The full instructions as above:

```bash
$ git clone https://github.com/ConnectedSystems/oat-use.git
$ git clone https://github.com/ConnectedSystems/SALib.git --branch radial-oat-method --single-branch salib-roat
$ cd salib-roat
$ git checkout da99fdaed05c29e98ab8d7685d2c6ad3783ce946
$ cd ..

$ conda create -n oat-use python=3.6.6 -y
$ conda activate oat-use
$ cd oat-use
$ pip install -r requirements.txt
$ cd ..
$ cd salib-roat
$ pip install -e .
$ cd ..
$ python -m ipykernel install --name oat-use --display-name "Python (oat-use)"
```

Notebooks
=========

Notebooks are found in the `notebooks` directory and are labelled in order of use.
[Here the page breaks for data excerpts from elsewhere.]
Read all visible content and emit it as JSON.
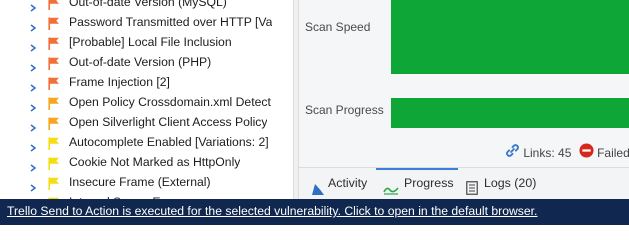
{
  "vulnerabilities": [
    {
      "label": "Out-of-date Version (MySQL)",
      "severity": "high",
      "flag_color": "#f26f36"
    },
    {
      "label": "Password Transmitted over HTTP [Va",
      "severity": "high",
      "flag_color": "#f26f36"
    },
    {
      "label": "[Probable] Local File Inclusion",
      "severity": "high",
      "flag_color": "#f26f36"
    },
    {
      "label": "Out-of-date Version (PHP)",
      "severity": "high",
      "flag_color": "#f26f36"
    },
    {
      "label": "Frame Injection [2]",
      "severity": "high",
      "flag_color": "#f26f36"
    },
    {
      "label": "Open Policy Crossdomain.xml Detect",
      "severity": "medium",
      "flag_color": "#f7a51c"
    },
    {
      "label": "Open Silverlight Client Access Policy",
      "severity": "medium",
      "flag_color": "#f7a51c"
    },
    {
      "label": "Autocomplete Enabled [Variations: 2]",
      "severity": "low",
      "flag_color": "#f4de12"
    },
    {
      "label": "Cookie Not Marked as HttpOnly",
      "severity": "low",
      "flag_color": "#f4de12"
    },
    {
      "label": "Insecure Frame (External)",
      "severity": "low",
      "flag_color": "#f4de12"
    },
    {
      "label": "Internal Server Error",
      "severity": "low",
      "flag_color": "#f4de12"
    }
  ],
  "metrics": {
    "scan_speed_label": "Scan Speed",
    "scan_progress_label": "Scan Progress",
    "bar_color": "#0fa638"
  },
  "stats": {
    "links_label": "Links: 45",
    "failed_label": "Failed R"
  },
  "tabs": [
    {
      "label": "Activity",
      "icon": "activity-icon"
    },
    {
      "label": "Progress",
      "icon": "progress-icon",
      "active": true
    },
    {
      "label": "Logs (20)",
      "icon": "logs-icon"
    }
  ],
  "status_bar": {
    "message": "Trello Send to Action is executed for the selected vulnerability. Click to open in the default browser."
  }
}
Miscellaneous notebooks are unnumbered and are included for posterity.

To view notebooks locally, it is assumed jupyter `notebook` or `lab` is installed.

```bash
pip install jupyterlab
```

Once the `conda` environment is activated:

```bash
$ cd notebooks
$ jupyter lab
```

Scripts
=========

Scripts used to generate samples are found in the `scripts` directory.
These are to retain a record of sample provenance and do not need to be run.